Iraq's Brain Drain Continues

Many Iraqi youths have succeeded in emigrating to Europe. But some were not so lucky. Ahmed Saad told Al-Monitor, “[My] attempt to emigrate to the European paradise in December 2013 ended in Lebanon, where the smuggling intermediaries blackmailed me out of $6,000, which forced me to return to Iraq after spending a full year in [Lebanon].”

In regard to the reason he wanted to leave Iraq, Saad said, “Unemployment is what drove me to look for a future outside Iraq. Even though I graduated from the Institute of Technology in Baghdad in 2011, I could not find a job. … The other reason pushing young people like myself to emigrate is a feeling of instability in security and politics.
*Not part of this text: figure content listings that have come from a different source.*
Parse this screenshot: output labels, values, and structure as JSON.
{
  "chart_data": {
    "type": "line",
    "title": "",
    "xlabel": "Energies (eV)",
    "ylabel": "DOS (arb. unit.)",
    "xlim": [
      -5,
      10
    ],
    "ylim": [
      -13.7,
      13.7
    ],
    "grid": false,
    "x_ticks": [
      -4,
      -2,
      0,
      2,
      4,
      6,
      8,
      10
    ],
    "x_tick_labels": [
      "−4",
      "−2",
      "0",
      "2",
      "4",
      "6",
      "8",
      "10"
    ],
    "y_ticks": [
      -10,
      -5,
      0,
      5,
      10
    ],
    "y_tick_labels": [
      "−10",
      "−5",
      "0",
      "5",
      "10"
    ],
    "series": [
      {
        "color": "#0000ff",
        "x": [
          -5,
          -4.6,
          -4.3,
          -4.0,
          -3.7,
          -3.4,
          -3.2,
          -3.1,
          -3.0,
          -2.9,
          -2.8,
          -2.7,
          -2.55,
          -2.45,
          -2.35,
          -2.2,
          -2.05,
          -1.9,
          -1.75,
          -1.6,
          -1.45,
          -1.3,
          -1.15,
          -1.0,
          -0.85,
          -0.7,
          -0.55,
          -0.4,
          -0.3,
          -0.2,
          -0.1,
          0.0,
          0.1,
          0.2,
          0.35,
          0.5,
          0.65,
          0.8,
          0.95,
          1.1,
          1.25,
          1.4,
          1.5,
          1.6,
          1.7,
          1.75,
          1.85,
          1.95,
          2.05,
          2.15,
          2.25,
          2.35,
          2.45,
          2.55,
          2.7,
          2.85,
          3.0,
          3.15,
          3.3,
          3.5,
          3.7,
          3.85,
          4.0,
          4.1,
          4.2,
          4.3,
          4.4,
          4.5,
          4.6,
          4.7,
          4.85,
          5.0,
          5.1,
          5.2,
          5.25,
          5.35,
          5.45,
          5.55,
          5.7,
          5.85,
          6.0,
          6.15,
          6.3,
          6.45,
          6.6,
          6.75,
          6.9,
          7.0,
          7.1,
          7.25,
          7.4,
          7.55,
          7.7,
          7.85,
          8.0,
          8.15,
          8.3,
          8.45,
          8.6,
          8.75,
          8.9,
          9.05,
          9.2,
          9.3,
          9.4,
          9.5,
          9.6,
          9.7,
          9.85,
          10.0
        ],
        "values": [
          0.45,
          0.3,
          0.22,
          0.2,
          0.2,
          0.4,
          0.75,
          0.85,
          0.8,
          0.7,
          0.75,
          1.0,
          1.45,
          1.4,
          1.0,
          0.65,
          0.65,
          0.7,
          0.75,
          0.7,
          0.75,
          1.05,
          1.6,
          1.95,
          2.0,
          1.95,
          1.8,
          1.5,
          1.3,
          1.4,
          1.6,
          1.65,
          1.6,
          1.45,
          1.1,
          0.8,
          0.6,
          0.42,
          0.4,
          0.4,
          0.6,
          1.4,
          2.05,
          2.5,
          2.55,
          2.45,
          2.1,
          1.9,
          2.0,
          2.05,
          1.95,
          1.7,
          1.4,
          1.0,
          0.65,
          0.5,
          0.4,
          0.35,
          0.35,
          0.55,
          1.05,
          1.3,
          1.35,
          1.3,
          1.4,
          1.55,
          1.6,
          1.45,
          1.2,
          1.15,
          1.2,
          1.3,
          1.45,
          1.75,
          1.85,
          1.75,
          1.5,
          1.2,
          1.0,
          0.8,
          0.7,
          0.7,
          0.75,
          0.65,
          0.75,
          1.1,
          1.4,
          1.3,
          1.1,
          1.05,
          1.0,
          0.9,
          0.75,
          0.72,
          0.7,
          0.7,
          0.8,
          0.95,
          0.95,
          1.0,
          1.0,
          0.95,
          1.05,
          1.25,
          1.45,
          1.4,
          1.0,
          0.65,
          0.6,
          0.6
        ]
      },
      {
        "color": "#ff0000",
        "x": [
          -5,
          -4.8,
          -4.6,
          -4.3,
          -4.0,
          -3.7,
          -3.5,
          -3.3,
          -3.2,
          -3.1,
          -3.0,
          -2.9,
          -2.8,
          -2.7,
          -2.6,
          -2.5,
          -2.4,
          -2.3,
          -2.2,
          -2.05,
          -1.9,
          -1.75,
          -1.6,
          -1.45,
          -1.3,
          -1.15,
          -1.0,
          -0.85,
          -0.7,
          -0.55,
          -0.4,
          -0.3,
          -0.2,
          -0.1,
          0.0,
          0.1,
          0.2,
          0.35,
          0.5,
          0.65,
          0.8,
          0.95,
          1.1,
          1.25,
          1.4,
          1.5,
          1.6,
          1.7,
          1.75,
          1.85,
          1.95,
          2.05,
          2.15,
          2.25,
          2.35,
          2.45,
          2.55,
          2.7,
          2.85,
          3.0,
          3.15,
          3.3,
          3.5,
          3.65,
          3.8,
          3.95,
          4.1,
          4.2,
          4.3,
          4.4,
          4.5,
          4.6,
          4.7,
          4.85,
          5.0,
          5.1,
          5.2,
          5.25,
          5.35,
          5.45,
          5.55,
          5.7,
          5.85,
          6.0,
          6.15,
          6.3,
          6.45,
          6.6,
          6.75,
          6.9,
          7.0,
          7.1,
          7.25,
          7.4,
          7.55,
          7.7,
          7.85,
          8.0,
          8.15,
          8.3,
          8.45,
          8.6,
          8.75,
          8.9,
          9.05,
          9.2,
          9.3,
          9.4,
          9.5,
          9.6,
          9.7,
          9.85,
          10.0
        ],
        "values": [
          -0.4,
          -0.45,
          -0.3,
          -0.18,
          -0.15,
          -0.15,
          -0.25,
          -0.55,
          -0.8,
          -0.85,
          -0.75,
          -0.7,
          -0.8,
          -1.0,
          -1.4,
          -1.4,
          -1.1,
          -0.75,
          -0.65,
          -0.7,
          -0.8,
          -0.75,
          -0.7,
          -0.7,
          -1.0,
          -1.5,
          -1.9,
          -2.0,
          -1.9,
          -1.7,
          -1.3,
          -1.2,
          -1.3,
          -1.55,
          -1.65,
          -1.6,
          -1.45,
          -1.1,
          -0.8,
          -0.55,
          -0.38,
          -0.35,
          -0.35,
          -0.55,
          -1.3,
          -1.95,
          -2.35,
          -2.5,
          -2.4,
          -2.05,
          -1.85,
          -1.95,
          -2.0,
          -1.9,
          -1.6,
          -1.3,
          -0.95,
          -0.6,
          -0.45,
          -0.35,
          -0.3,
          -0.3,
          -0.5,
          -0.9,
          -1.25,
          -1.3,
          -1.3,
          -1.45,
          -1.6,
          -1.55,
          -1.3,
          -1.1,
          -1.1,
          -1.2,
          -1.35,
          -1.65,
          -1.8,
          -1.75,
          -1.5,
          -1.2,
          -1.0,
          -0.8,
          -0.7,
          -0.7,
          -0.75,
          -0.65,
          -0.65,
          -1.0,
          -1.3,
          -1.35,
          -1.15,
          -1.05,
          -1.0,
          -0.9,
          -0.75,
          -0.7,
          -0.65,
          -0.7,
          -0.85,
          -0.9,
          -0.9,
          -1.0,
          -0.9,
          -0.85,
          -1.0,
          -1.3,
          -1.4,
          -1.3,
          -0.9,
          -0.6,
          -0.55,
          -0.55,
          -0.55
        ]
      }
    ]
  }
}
My expectations that the security chaos in Iraq would continue were true. IS swept through the city of Mosul on June 10, 2014, months after I returned from Lebanon.”

Qasim Mozan, a writer and editor of the community section of the Iraqi newspaper Al Sabah, told Al-Monitor, “The dream of emigrating to Europe still flirts with the imagination of Iraqi youth. This feeling is shared by Arab youth, who are besieged by unemployment and a lack of freedom as they search for liberty and security.”

Mozan said, “The youth who emigrate believe that [foreign] countries would provide them with security and psychological comfort, and relieve them of their frustration, thus releasing their creative energies.”

He added, “The war in Iraq against IS is in fact pushing the young people to think about emigrating.”

Social researcher Ousama Alyaseri agrees. He told Al-Monitor, “The war factor is a temporary cause for emigrating from Iraq. But the long-term causes are poverty and unemployment. Young people think the situation is better abroad.”